Rechtliche Beurteilung

[1] 1. Die behauptete Mangelhaftigkeit des Berufungsverfahrens wurde geprüft; sie liegt nicht vor (§ 510 Abs 3 Satz 3 ZPO). Der Oberste Gerichtshof wird zur Überprüfung von Rechtsfragen tätig (vgl RIS‑Justiz RS0123663); ihm kommt eine Funktion als Tatsacheninstanz nicht zu (RS0042903 [T7]). Angelegenheiten der Beweiswürdigung sind daher ausschließlich von den Tatsacheninstanzen zu behandeln (1 Ob 14/20w uva).

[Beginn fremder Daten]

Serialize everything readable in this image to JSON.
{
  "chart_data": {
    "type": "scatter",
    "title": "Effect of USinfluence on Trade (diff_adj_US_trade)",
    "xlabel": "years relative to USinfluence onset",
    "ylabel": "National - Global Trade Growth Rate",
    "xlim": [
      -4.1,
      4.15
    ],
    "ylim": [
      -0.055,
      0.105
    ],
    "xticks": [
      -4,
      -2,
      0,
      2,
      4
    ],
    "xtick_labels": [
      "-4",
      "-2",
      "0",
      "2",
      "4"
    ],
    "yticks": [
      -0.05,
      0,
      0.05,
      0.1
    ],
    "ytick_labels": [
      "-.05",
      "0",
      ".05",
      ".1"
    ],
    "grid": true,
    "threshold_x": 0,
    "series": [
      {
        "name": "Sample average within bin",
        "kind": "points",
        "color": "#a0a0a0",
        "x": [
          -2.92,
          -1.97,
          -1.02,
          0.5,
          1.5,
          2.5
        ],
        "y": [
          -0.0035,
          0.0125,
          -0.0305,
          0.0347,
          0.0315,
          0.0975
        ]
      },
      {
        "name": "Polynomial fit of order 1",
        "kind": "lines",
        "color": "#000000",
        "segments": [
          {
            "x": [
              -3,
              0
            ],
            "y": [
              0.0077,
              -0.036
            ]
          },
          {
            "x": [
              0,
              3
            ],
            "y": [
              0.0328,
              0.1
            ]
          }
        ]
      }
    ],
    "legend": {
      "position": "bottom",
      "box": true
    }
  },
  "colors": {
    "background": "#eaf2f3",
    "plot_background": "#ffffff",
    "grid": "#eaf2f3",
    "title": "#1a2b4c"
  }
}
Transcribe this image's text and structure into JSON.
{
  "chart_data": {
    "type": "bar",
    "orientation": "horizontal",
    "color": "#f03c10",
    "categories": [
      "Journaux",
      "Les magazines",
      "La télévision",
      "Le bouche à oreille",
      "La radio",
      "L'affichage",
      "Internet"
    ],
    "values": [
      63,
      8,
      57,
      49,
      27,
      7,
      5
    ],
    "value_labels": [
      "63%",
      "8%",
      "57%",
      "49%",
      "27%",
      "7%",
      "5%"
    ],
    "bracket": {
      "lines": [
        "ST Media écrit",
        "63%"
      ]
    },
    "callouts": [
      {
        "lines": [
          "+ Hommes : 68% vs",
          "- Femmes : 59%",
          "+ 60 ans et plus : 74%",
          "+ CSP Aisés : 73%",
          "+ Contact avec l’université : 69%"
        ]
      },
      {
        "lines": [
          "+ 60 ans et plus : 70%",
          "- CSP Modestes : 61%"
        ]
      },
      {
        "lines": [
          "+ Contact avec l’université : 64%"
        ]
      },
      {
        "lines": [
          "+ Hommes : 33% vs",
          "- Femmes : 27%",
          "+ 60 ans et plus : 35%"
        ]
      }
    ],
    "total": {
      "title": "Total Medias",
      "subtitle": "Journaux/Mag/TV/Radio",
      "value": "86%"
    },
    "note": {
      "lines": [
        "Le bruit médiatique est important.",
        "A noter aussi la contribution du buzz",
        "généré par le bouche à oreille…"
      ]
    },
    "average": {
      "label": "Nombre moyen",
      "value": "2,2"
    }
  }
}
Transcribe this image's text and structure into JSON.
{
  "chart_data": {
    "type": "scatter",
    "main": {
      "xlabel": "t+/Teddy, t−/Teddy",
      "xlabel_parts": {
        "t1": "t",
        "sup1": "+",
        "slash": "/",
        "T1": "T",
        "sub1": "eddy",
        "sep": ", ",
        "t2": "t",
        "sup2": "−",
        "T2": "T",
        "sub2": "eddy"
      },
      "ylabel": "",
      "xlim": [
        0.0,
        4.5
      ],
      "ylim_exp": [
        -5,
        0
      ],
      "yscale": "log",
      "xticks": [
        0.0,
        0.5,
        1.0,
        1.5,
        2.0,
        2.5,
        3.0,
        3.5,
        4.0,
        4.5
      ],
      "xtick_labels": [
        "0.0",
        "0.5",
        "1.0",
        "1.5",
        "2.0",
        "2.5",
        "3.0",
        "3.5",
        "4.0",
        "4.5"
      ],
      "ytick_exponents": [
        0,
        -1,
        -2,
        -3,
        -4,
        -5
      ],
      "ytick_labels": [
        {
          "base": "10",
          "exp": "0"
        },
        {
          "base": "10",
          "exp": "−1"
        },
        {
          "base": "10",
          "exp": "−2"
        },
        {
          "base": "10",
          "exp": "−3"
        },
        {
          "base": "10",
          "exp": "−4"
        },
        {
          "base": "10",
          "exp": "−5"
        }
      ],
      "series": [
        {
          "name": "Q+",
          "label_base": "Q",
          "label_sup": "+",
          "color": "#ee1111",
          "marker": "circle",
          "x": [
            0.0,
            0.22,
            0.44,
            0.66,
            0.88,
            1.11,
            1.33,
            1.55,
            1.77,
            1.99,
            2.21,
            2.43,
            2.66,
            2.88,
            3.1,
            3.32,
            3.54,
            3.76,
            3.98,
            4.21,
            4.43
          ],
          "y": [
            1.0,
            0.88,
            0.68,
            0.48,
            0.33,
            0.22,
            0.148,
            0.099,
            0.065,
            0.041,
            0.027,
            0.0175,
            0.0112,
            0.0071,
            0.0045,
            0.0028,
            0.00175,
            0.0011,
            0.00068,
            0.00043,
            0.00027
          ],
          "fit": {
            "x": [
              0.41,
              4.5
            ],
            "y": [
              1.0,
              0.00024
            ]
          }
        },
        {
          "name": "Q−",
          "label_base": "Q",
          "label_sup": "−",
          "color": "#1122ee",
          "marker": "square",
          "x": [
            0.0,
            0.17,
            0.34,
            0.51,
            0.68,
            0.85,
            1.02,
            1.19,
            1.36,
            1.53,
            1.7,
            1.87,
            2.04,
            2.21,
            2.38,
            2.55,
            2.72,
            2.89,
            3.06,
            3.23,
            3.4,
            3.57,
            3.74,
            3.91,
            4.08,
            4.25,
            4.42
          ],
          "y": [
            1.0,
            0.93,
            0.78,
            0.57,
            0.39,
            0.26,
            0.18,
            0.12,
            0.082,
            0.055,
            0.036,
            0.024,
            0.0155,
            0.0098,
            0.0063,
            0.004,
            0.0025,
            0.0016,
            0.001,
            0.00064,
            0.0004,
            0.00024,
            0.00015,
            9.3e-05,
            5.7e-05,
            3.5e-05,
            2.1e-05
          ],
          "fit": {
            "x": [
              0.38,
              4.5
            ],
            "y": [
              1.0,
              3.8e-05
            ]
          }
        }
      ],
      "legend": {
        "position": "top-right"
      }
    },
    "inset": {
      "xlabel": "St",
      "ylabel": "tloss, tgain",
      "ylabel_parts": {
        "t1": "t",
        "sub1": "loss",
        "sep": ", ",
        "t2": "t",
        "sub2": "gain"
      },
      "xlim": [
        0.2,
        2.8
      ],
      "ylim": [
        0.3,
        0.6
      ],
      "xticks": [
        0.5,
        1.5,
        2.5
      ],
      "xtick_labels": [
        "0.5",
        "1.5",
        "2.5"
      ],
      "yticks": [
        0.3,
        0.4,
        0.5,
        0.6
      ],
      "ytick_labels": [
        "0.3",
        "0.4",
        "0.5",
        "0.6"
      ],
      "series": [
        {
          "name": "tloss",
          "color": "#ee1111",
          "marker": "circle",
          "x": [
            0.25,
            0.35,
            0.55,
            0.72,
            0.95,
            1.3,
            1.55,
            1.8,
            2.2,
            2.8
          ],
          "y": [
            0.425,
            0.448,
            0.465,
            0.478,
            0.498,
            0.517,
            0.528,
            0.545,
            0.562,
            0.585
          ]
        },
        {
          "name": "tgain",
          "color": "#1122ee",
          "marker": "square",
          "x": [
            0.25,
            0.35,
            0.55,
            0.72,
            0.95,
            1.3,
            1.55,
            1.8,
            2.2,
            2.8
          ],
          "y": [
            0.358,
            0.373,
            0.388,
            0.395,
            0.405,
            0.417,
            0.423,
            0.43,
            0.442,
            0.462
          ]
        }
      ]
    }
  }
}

[2] Das Berufungsgericht setzte sich in seiner Entscheidung mit den in der Berufung erhobenen Mängel- und Beweisrügen auseinander und erachtete sie als nicht berechtigt. Diese können demnach nicht (ein weiteres Mal) an den Obersten Gerichtshof herangetragen werden (vgl RS0043371; RS0042963). Nach ständiger Rechtsprechung fallen die in der außerordentlichen Revision angesprochenen Fragen, ob zum Beweis einer strittigen Tatsache – hier einer behaupteten Branchenübung – ein weiteres Sachverständigengutachten erforderlich ist, ob der gerichtliche Sachverständige die notwendigen Kenntnisse besitzt, die Beurteilung der Vollständigkeit und Schlüssigkeit eines Sachverständigengutachtens sowie die Bemängelung des vom Erstgericht aufgenommenen Sachverständigenbeweises in das Gebiet der Beweiswürdigung (1 Ob 14/20w mwN). Ausführungen zur Fehlerhaftigkeit oder zur mangelnden Beweiskraft des Gutachtens stellen daher eine in dritter Instanz unzulässige Bekämpfung der Beweiswürdigung dar (vgl RS0043175 [T2]). Diese Rechtsmittelbeschränkung kann auch nicht dadurch umgangen werden, dass ein unerwünschtes Ergebnis der Behandlung der Mängel- und Beweisrüge als Mangel des Berufungsverfahrens releviert wird (RS0042963 [T58]; RS0043371 [T28]).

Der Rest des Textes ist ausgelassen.